Wednesday 26 July 2017

Cosgrave says €20,000 grant needed in Budget for first-time buyers

Michael Cosgrave said he believed the provision of grants for first-time buyers coupled with tax relief on mortgage repayments would be sufficient measures (Stock image)
Michael Cosgrave said he believed the provision of grants for first-time buyers coupled with tax relief on mortgage repayments would be sufficient measures (Stock image)
Ronald Quinlan

Ronald Quinlan

Developer Michael Cosgrave has said the Government needs to introduce a grant for first-time home buyers of up to €20,000, as opposed to the €10,000 which is being mooted in the lead-up to the Budget.

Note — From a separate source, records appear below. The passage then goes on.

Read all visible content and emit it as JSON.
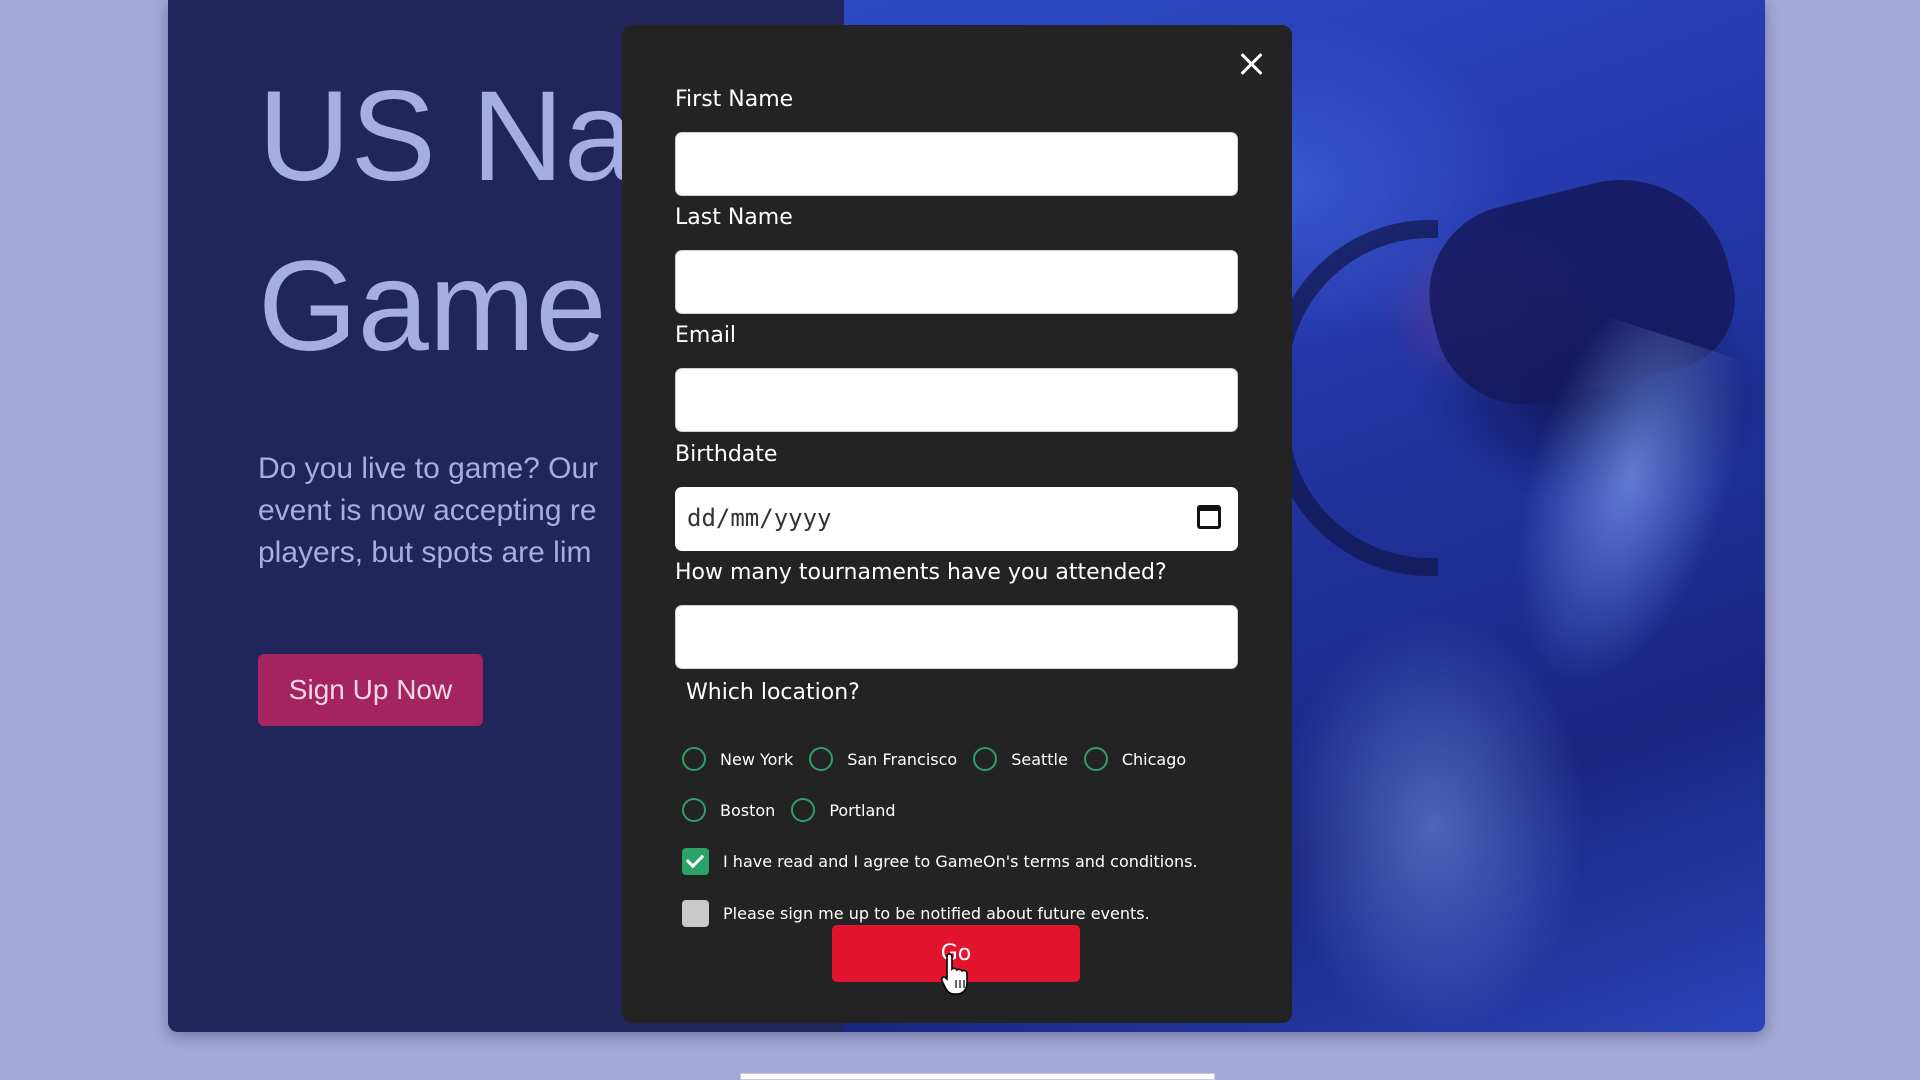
{
  "hero": {
    "title": "US Nat\nGame",
    "description": "Do you live to game? Our\nevent is now accepting re\nplayers, but spots are lim",
    "signup_label": "Sign Up Now"
  },
  "modal": {
    "fields": {
      "first_name_label": "First Name",
      "last_name_label": "Last Name",
      "email_label": "Email",
      "birthdate_label": "Birthdate",
      "birthdate_placeholder": "dd/mm/yyyy",
      "tournaments_label": "How many tournaments have you attended?"
    },
    "location": {
      "question": "Which location?",
      "options": [
        "New York",
        "San Francisco",
        "Seattle",
        "Chicago",
        "Boston",
        "Portland"
      ]
    },
    "checkboxes": {
      "terms_label": "I have read and I agree to GameOn's terms and conditions.",
      "terms_checked": true,
      "notify_label": "Please sign me up to be notified about future events.",
      "notify_checked": false
    },
    "submit_label": "Go"
  },
  "colors": {
    "page_background": "#a4a8d6",
    "hero_background": "#20265a",
    "signup_button": "#a3245f",
    "modal_background": "#232323",
    "radio_accent": "#2e9e6a",
    "submit_button": "#e3142e"
  },
  "icons": [
    "close-icon",
    "calendar-icon",
    "checkmark-icon",
    "pointer-cursor-icon"
  ]
}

Cosgrave, who along with brothers Joe and Peter runs the hugely successful Cosgrave Property Group, said the proposed grant needs to be aligned to today's property values and as such "would need to be closer to €20,000 to get it right".

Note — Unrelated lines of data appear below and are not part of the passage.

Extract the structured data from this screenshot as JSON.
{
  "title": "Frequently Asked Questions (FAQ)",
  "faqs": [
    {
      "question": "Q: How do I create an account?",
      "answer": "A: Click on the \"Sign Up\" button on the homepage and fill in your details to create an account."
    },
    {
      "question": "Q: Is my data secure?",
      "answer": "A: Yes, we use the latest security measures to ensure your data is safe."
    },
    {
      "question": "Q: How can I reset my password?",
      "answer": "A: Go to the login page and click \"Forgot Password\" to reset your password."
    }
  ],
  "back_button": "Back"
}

Comparing today's housing market to the 1980s he said: "You need a mixed market; you need to have first-time buyers.

"In the 1980s, someone would get £2,500 (of a grant) and the house would have been £50,000.

"Today, those houses are worth €500,000, so it's a pension plan."

Asked if the Central Bank's mortgage lending rules should be relaxed, Cosgrave said he believed the provision of grants for first-time buyers coupled with tax relief on mortgage repayments would be sufficient measures.

He said: "If you get a grant and tax relief, those [mortgage lending] rules can still be applied. If you get tax relief, it makes buying your home more affordable. People in the 1980s on the average wage, your civil servant and your fireman, were able to buy a house in Dublin. They can't do that now. In the 1980s, we built houses for £50,000 and the first-time buyer got a grant of £2,500."

Cosgrave also called for tax relief to be provided for smaller buy-to-let investors.

He said: "In the rental sector, it's great to have the involvement of investment funds, but you also need to have balance for the single investor. There are places down the country where there are only single houses as opposed to big apartment blocks.

"Not everyone can bid for apartment blocks in the city. There has to be room for the single investor and they should be afforded the same reliefs on taxation as anyone in business if it is to be fair."

Asked to respond to the suggestion made by some commentators that developers were 'hoarding' land, Cosgrave said: "Some of the funds have bought land, but they haven't come in to build. They came to invest and that's their prerogative.

"There isn't a huge amount of land being hoarded. The whole planning process is very complicated."